A number of factors have probably contributed to the NFIP’s loss of customers in Florida. Legislation pushed by state Sen. Jeff Brandes, R-St. Petersburg, this year opened the market for private insurers to begin writing policies, and a number of homeowners have taken advantage of more competitive rates.
Some homeowners who don’t have a mortgage, and thus aren’t required to carry flood insurance, have dropped their coverage.
Another contributing factor is the complete lack of transparency and flexibility shown by FEMA officials. Their original price hikes put forward in 2013 were so obscene, and in some cases completely illogical, that it would be natural for residents to lose faith in the program.

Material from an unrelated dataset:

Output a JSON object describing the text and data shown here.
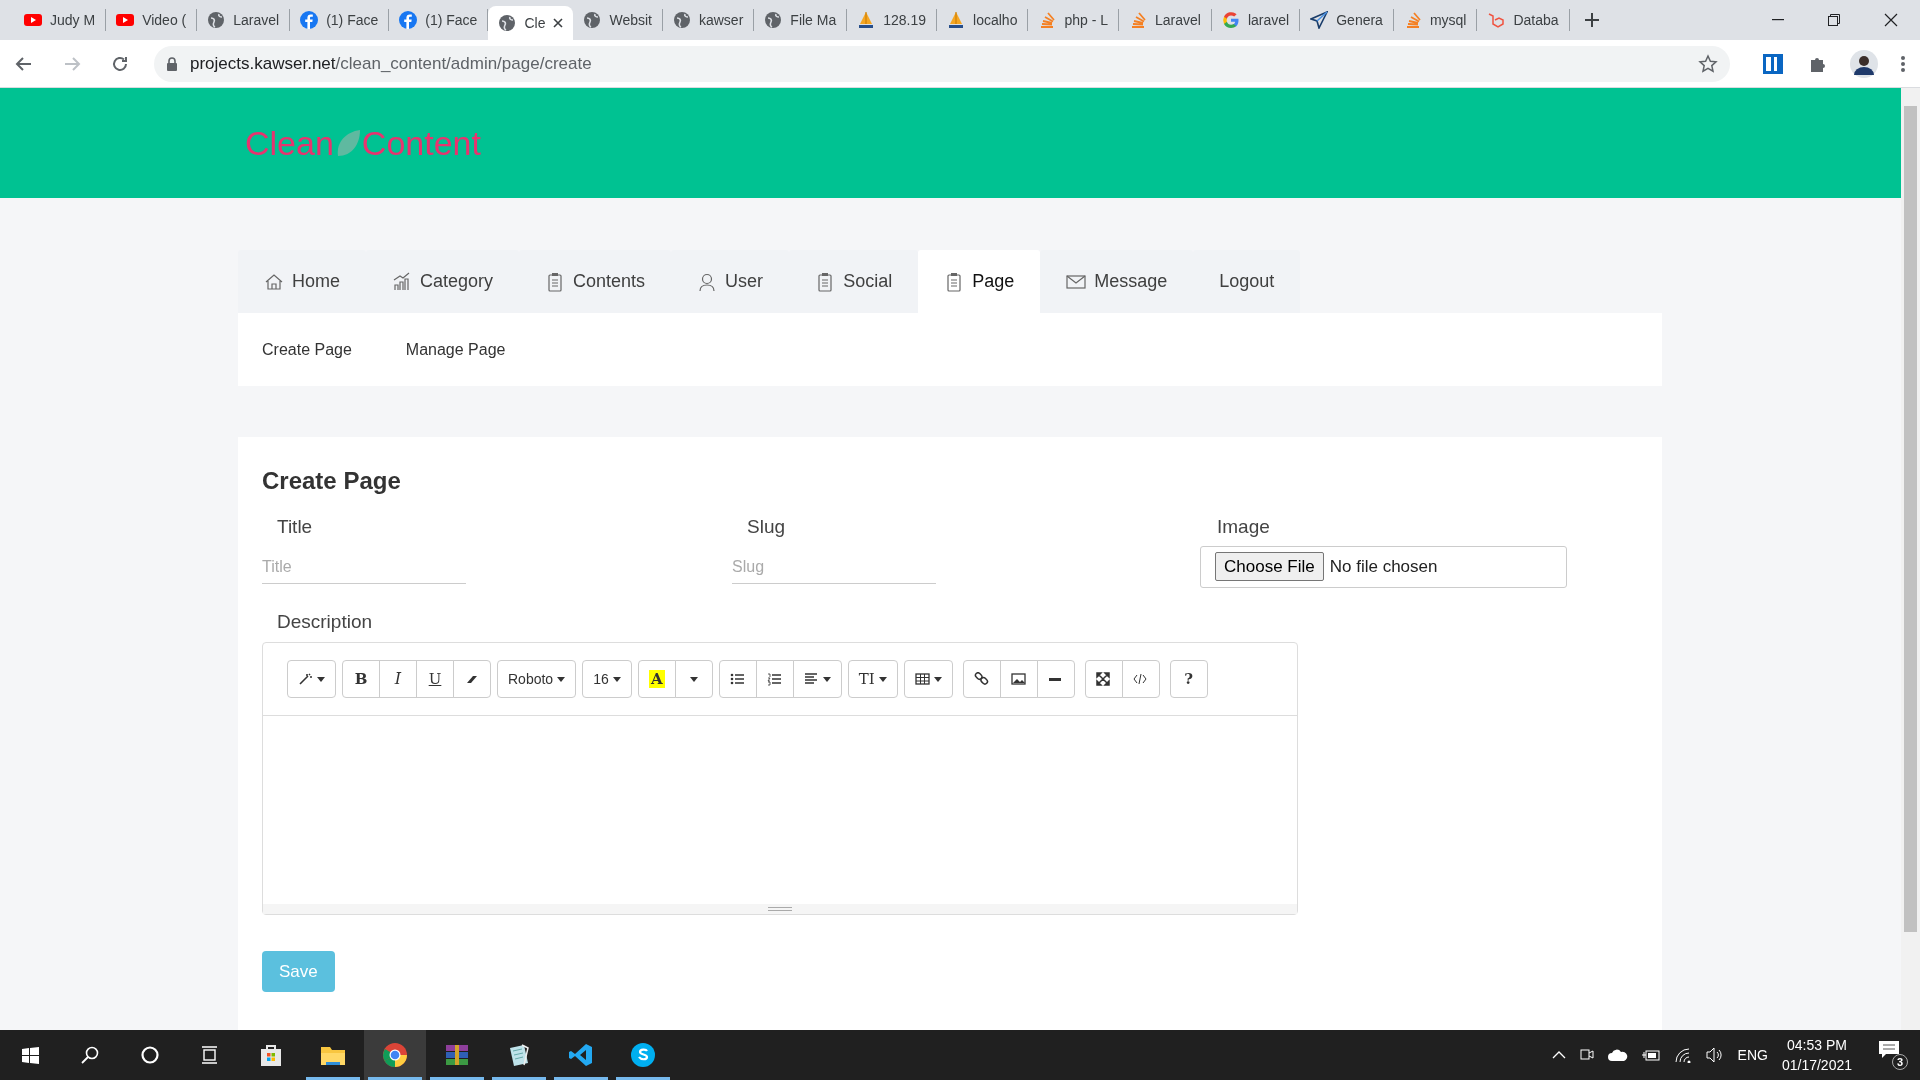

“I think you have an agency suffering from a very bad reputation,” said Amy Bach, executive director of the nonprofit insurance advocate United Policyholders. “One of the problems with the program is not enough people are in on it, so losing more policies doesn’t sound like a good thing.”
It is indisputable that the NFIP is in a money crunch — it is estimated the program is $23 billion in debt after catastrophic storms in New Orleans and New York — and solutions had to be found.
But because Tampa Bay is pretty much ground zero for flood insurance — the NFIP has more policies in Pinellas County than in 43 states — the agency was essentially demanding that we foot the bill for the debts run up in other states.
According to numbers compiled by state Insurance Commissioner Kevin McCarty, Florida has gotten back 31 cents for every dollar it has given to the NFIP since 1992. If you go back to 1978, the number drops to 28 cents.
In other words, Florida has done more to fund the program than any other state for 35 years. And our reward was to have our rates doubled and tripled?
How is that possibly feasible?
FEMA claims it is simple actuarial rates. Except FEMA closely guards its formula for determining those rates. Two months ago, McCarty suggested FEMA’s rates were “inadequate or unfairly discriminatory” and asked the agency to provide information by Dec. 15 to explain premium prices. FEMA has not yet provided that information but says it is willing to cooperate.
No one is disputing that Florida should pay its fair share. We have more coastline than any other state, and we’re at more risk of hurricanes.
But instead of asking Florida residents to pay the bulk of the bill for catastrophes in New York and New Orleans, it makes more sense for Congress and FEMA to spread flood insurance costs across the country.
Mandatory flood insurance polices for federally backed mortgages is one simple solution. Even if a policy in Ohio is $25 annually versus $2,500 in Florida, the risk has been spread, and funds are available before the next disaster hits.
The only certainty is that gouging Florida residents is not the answer. And if FEMA officials have any doubt about that, there are 300,000 homeowners who could explain it to them.